Well, you have a few options here. Some of these are harsh but practical, and some are going to mean that you have to work really hard. In no particular order, here we go.
Note: These options apply to those who are choosing a special diet, not those with food allergies. Food allergies should be discussed far in advance with the host.
Skip the Dinner Party
This is the harshest one for sure. But, if you are serious about your diet and you do not, under any circumstances, want to waver on it, you should refuse — politely, of course. You could take the time to explain to the host that you have recently adjusted your diet and are unable to attend any food-centric events. But remember, you do not have to justify your actions to anyone! You can just politely refuse.

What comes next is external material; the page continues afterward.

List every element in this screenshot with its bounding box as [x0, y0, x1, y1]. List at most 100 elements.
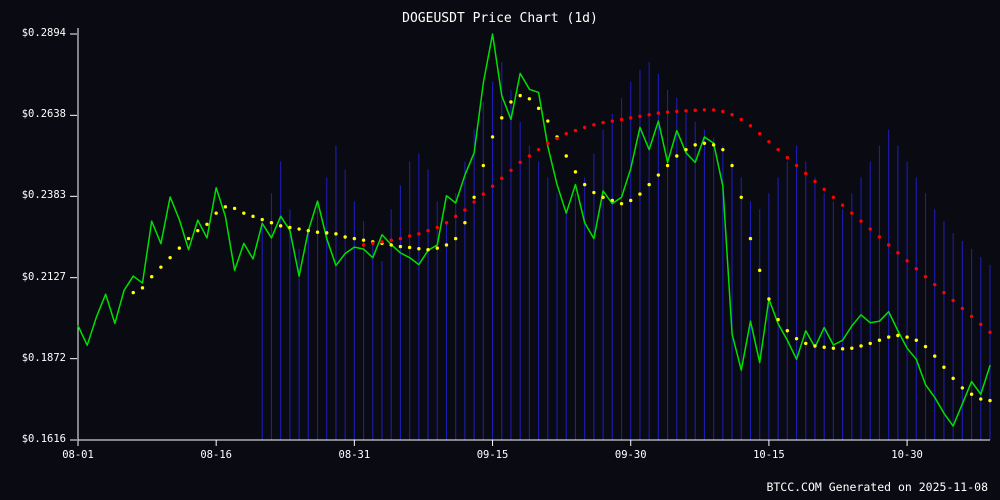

If you really want to attend the event, but don’t want to compromise on your eating habits, you could eat before you attend. Notice the suggestion is to eat before, not after. If you go hungry too long, you will undoubtedly struggle with the willpower to not “just snack on this one thing.”
Depending on your relationship with the host, you may mention your dietary restrictions and offer to bring something to compliment and that is compliant with your diet. You will certainly have to answer a million questions about why you aren’t eating or what you are eating, so be prepared for this, but don’t let it overtake the dinner party.

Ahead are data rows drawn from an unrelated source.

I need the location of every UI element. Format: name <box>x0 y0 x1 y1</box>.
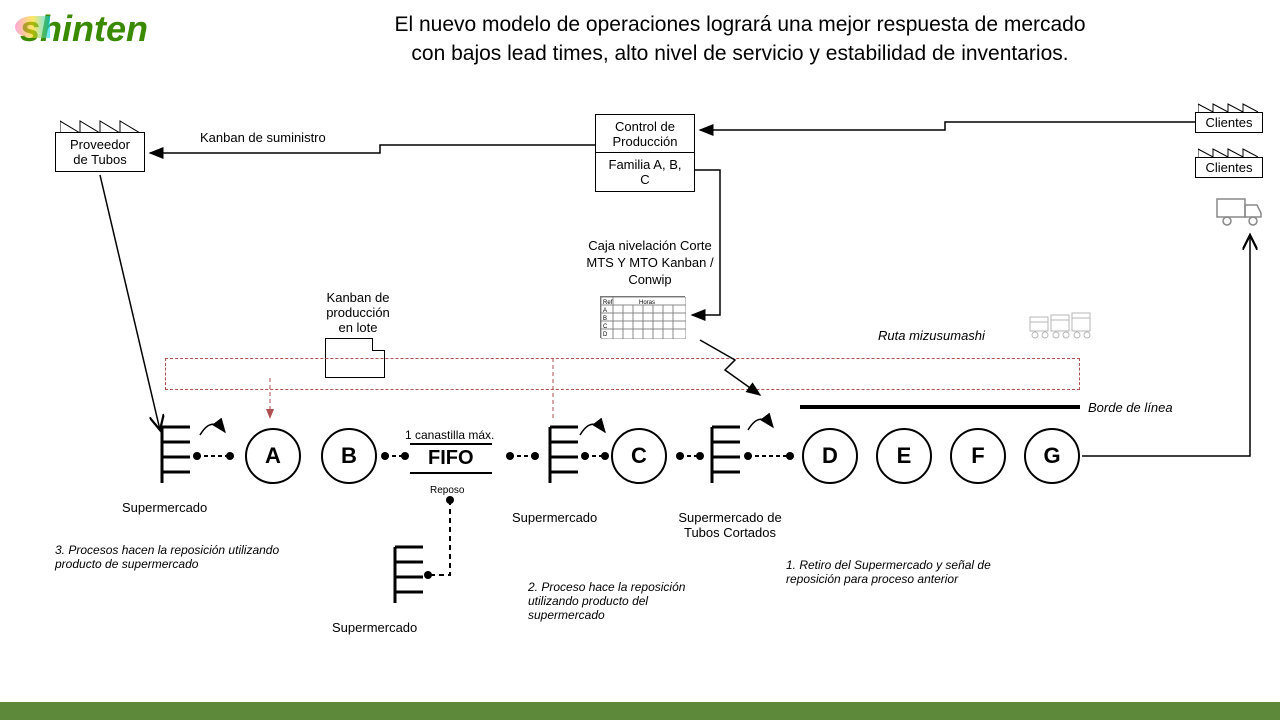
svg-text:B: B <box>603 316 607 322</box>
control-box: Control de Producción <box>595 114 695 154</box>
logo: shinten <box>20 8 148 50</box>
note-2: 2. Proceso hace la reposición utilizando… <box>528 580 708 622</box>
supermercado-label-1: Supermercado <box>122 500 207 515</box>
svg-text:D: D <box>603 332 608 338</box>
reposo-label: Reposo <box>430 485 464 496</box>
family-label: Familia A, B, C <box>609 157 682 187</box>
supermercado-label-2: Supermercado <box>512 510 597 525</box>
cart-icon <box>1025 305 1095 350</box>
process-d: D <box>802 428 858 484</box>
process-f: F <box>950 428 1006 484</box>
note-1: 1. Retiro del Supermercado y señal de re… <box>786 558 1016 586</box>
supermarket-icon-2 <box>548 425 580 485</box>
supplier-label: Proveedor de Tubos <box>70 137 130 167</box>
clients-box-1: Clientes <box>1195 112 1263 133</box>
clients-label-1: Clientes <box>1206 115 1253 130</box>
note-3: 3. Procesos hacen la reposición utilizan… <box>55 543 285 571</box>
svg-text:Ref: Ref <box>603 300 613 306</box>
process-e: E <box>876 428 932 484</box>
clients-roof-icon-2 <box>1198 145 1258 157</box>
title-line-2: con bajos lead times, alto nivel de serv… <box>411 42 1068 65</box>
footer-bar <box>0 702 1280 720</box>
control-label: Control de Producción <box>612 119 677 149</box>
supermarket-icon-1 <box>160 425 192 485</box>
kanban-prod-label: Kanban de producción en lote <box>318 290 398 335</box>
mizusumashi-route <box>165 358 1080 390</box>
fifo-lane: FIFO <box>410 443 492 474</box>
process-b: B <box>321 428 377 484</box>
svg-text:A: A <box>603 308 607 314</box>
title-line-1: El nuevo modelo de operaciones logrará u… <box>394 13 1085 36</box>
borde-label: Borde de línea <box>1088 400 1173 415</box>
truck-icon <box>1215 195 1265 235</box>
process-g: G <box>1024 428 1080 484</box>
clients-box-2: Clientes <box>1195 157 1263 178</box>
heijunka-grid-icon: Ref Horas A B C D <box>600 296 685 338</box>
caja-label: Caja nivelación Corte MTS Y MTO Kanban /… <box>580 238 720 289</box>
supplier-box: Proveedor de Tubos <box>55 132 145 172</box>
svg-text:Horas: Horas <box>639 300 655 306</box>
clients-label-2: Clientes <box>1206 160 1253 175</box>
family-box: Familia A, B, C <box>595 152 695 192</box>
ruta-label: Ruta mizusumashi <box>878 328 985 343</box>
supplier-roof-icon <box>60 115 140 133</box>
line-edge-bar <box>800 405 1080 409</box>
kanban-supply-label: Kanban de suministro <box>200 130 326 145</box>
supermarket-icon-3 <box>710 425 742 485</box>
process-a: A <box>245 428 301 484</box>
process-c: C <box>611 428 667 484</box>
super-tubos-label: Supermercado de Tubos Cortados <box>670 510 790 540</box>
page-title: El nuevo modelo de operaciones logrará u… <box>300 10 1180 69</box>
supermercado-label-4: Supermercado <box>332 620 417 635</box>
svg-text:C: C <box>603 324 608 330</box>
canastilla-label: 1 canastilla máx. <box>405 428 494 442</box>
clients-roof-icon-1 <box>1198 100 1258 112</box>
supermarket-icon-4 <box>393 545 425 605</box>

Take the Dinner Party “Off”
First of all, you should not ever cheat on a diet. This is a recipe for disaster, pun intended. If you make the conscious decision to follow a special diet, you can also decide to take a break from it. Sometimes that means taking a meal off — a meal, not a day, not a week, not stop entirely.
Some dinner parties or special events are worth taking the meal off. Allow yourself the freedom and responsibility of making such a choice. Decide in advance what you will be eating and what you will not. Making this compromise will not destroy the progress you have made, and deciding with intention will help you later in life. Perhaps you allow yourself to have the bacon macaroni and cheese, but you still skip the dessert.
Eat What You Can
Most special diets revolve around whole foods. Vegetables, fruits, protein, and maybe some whole grains. Some are high in fat, some eliminate dairy, and most limit added sugars. Which means at a dinner party, you may be worrying about nothing. If the menu includes grilled chicken, vegetables, and pasta or a potato, you could eat all but the pasta. Of course, if the menu consists of pizza and a salad, you’ll be heaping that salad on your plate.
Guests often huddle around the veggie plate at a social event, avoiding the cheese dip and sandwiches, without being given a second thought. Or, someone has refused a piece of cake, and it doesn’t phase anyone around them. Your food choices are yours alone, don’t let anyone tell you otherwise.